L’Hebdo-Blog : Il pourrait paraître étonnant, alors que notre champ est engagé, à la suite de l’enseignement de Jacques-Alain Miller, dans l’étude du tout dernier Lacan, de faire un retour[1] au Séminaire IV qui pourrait apparaître comme classique, tourné vers le rôle du symbolique, celui du phallus également, notamment dans la dialectique entre l’être et l’avoir, dans le lien entre la mère et l’enfant.
Pouvez-vous nous expliquer comment l’idée vous en est venue, et, sans dévoiler le contenu de votre enseignement, en quoi ce séminaire est « déjà un séminaire sur la jouissance », pour reprendre les mots de votre argument, et comment le corréler au manque d’objet et à la question du désir ?
Pierre-Gilles Guéguen : Il est exact que Jacques-Alain Miller nous guide dans le dernier Lacan. Mais en même temps il s’agit pour nous de ne rien abandonner de Lacan et de ne pas se laisser séduire par un chronologisme qui n’aurait pas lieu d’être. Le dernier Lacan n’invalide en rien le premier. J’ai choisi le Séminaire IV sur la relation d’objet car il correspond à un moment très clinique de l’enseignement de Lacan où il commence à proposer les éléments d’une logification de la clinique, sans avoir encore complètement à sa disposition les outils que lui donneront bientôt la linguistique structurale, celle de Jakobson notamment.

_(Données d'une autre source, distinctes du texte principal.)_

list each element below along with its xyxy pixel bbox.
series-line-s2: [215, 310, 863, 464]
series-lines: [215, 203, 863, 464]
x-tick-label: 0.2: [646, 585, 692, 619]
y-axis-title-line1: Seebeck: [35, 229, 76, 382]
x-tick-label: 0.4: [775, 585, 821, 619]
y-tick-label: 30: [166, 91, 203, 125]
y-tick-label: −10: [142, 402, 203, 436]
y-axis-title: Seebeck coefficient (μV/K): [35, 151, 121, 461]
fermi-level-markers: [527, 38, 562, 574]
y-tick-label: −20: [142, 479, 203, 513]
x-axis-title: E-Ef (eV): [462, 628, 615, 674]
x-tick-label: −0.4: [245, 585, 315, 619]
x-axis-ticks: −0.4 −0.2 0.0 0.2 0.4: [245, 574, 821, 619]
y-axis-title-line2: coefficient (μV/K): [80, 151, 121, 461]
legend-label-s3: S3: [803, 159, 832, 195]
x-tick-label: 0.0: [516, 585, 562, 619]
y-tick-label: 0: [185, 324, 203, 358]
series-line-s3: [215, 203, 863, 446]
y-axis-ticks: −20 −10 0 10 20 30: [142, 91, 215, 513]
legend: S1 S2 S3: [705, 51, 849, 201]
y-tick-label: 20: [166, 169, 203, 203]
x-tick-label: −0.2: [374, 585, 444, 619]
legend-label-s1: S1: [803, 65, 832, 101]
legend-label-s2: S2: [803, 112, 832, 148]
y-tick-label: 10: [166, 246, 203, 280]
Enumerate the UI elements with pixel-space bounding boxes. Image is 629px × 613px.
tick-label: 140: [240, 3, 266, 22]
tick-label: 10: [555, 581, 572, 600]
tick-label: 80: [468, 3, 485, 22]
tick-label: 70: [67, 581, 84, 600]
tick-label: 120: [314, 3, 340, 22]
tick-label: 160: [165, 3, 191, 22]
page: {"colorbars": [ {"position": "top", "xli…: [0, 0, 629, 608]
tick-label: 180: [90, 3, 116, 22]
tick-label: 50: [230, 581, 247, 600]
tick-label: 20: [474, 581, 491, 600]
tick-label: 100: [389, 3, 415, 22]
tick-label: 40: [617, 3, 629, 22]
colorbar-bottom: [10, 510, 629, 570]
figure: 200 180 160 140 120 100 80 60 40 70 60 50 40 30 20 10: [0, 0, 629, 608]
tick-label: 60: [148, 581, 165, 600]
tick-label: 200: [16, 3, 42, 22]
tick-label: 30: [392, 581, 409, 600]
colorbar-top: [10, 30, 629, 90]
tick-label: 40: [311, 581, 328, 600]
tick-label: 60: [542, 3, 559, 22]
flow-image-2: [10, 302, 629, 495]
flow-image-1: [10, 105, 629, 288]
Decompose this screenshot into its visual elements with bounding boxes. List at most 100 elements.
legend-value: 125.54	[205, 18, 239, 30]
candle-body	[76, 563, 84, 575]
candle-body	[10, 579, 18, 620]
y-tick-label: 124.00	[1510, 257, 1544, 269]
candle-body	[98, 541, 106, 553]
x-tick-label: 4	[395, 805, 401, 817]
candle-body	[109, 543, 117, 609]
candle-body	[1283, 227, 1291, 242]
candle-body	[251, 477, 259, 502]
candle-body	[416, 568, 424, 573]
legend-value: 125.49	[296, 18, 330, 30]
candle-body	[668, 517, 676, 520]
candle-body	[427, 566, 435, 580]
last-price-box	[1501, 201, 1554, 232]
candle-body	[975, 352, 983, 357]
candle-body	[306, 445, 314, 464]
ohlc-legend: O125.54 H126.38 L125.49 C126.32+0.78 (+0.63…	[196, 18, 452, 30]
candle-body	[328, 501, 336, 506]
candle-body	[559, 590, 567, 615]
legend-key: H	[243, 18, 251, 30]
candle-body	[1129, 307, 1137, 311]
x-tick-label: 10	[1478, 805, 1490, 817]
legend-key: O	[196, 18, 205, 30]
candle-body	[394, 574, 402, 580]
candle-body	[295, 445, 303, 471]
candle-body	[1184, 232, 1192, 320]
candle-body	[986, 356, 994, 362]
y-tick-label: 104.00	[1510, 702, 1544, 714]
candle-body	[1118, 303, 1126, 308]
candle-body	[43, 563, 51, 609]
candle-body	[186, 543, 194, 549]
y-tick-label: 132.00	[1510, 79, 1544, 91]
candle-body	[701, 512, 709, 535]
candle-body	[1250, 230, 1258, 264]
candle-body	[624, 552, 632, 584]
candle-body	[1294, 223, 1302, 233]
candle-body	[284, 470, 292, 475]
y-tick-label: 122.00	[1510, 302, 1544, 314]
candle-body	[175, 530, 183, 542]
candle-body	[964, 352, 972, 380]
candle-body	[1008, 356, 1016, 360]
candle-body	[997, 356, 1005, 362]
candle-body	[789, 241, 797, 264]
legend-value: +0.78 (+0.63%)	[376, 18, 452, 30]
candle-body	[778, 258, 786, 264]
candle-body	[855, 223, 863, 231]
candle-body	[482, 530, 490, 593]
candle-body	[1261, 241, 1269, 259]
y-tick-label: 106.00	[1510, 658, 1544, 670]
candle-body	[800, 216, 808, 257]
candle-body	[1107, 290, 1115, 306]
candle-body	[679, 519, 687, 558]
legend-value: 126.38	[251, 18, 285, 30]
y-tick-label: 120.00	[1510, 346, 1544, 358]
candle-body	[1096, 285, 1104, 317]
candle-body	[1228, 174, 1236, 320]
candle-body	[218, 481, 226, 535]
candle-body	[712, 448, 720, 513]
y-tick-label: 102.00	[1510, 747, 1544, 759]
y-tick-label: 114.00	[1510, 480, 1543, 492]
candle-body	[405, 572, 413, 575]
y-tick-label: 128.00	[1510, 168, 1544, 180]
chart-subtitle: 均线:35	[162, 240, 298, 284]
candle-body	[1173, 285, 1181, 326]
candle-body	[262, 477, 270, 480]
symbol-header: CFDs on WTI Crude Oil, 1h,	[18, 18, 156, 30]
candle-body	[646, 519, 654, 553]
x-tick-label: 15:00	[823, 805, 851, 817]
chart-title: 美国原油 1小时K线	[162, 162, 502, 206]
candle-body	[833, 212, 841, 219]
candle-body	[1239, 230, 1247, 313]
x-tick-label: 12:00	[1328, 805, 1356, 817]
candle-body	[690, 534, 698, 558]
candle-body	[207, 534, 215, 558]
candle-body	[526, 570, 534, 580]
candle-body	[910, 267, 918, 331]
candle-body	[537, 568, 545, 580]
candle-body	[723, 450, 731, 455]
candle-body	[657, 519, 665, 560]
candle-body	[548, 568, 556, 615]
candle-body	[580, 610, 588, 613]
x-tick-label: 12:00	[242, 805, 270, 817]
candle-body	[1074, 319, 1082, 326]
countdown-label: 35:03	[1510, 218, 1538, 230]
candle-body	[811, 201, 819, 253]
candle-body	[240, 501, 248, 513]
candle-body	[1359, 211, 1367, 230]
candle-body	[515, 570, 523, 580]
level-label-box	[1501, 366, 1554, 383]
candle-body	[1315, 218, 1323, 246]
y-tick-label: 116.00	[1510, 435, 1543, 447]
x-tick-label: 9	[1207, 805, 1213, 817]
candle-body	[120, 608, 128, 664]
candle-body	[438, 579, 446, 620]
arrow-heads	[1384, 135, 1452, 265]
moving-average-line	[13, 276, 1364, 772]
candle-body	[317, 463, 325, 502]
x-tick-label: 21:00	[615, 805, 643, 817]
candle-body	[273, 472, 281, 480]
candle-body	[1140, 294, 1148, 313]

Par ailleurs il nous oriente dans des cas véritablement complexes dans lesquels les frontières entre névrose, psychose et perversion sont poreuses. Ainsi par exemple en va-t-il du cas de la jeune homosexuelle, du cas de Sandy la jeune phobique, du cas de Hans tout spécialement, qu’il développe avec une inventivité inouïe. Mon ambition serait de pouvoir relire ce Lacan qui émerge alors de sa période de « retour à Freud », avec les outils que nous propose le Lacan d’après la césure de « Radiophonie », moment où il s’éloigne de sa période structuraliste
H.-B : En 1956, dans le Séminaire IV, Lacan avance et travaille dites-vous avec des concepts qui sont encore ceux de la psychanalyse de son époque. Il n’hésite pas à discuter les concepts de l’IPA, à partir de sa clinique. C’est un Lacan pragmatique, soulignez vous. Pouvez-vous nous en dire plus ? Avez-vous l’idée que ce pragmatisme est l’indice de son souci de cerner un réel dans l’expérience analytique, notamment sur la question de l’image et du narcissisme (vous évoquez la clinique contemporaine et « le renouveau des pathologies nécessitant un « raboutage » de l’imaginaire ») ?
P.-G. G. : Certainement. C’est justement l’objet d’une lecture rétroactive (Nachträlich) : nous pouvons relire ce Séminaire avec les concepts apportés ultérieurement notamment ceux de jouissance et de réel. Au passage nous nous servirons de ce que le cours de J.-A. Miller et les recherches d’UFORCA nous permettent de mieux appréhender aujourd’hui. Alors qu’on voit une certaine clinique s’égarer dans des inventions du type « pervers narcissiques », alors que le DSM s’effondre, nous sommes mieux à même grâce au dernier Lacan et notamment à partir du séminaire sur Joyce de savoir que l’image de la bonne forme ne résout pas toutes les questions cliniques. Le livre publié par E. Laurent, L’envers de la biopolitique nous est également d’un précieux recours sur ce point et bien d’autres.
H.-B. : Le séminaire IV est en somme un séminaire très actuel, pouvez-vous nous dire en quoi il anticipe en particulier sur les questions contemporaines concernant la famille ?
P.-G. G. : Ce qui est actuel c’est la clinique. Ce qui est passionnant dans ce Séminaire c’est que Lacan n’évite aucune des difficultés qui se présentent tant dans la définition de l’objet ou dans la reconsidération de l’amour, que dans la remise à jour de la question de la perversion et du fétichisme. Loin de répéter Freud, il creuse au contraire les paradoxes que Freud lui-même avoue à la fin de sa vie ne pas avoir résolus, concernant notamment la castration. Bien évidemment la famille en tant qu’idéal social de l’époque victorienne en prend un sacré coup. On peut dire que c’est une anticipation non seulement de Lacan mais de Freud lui même.
Je voudrais ajouter que la lecture de ce Séminaire est particulièrement destinée à ceux des plus novices qui l’abordent pour la première fois et les inviter à ne pas craindre de poser les questions qui leur viennent à l’esprit.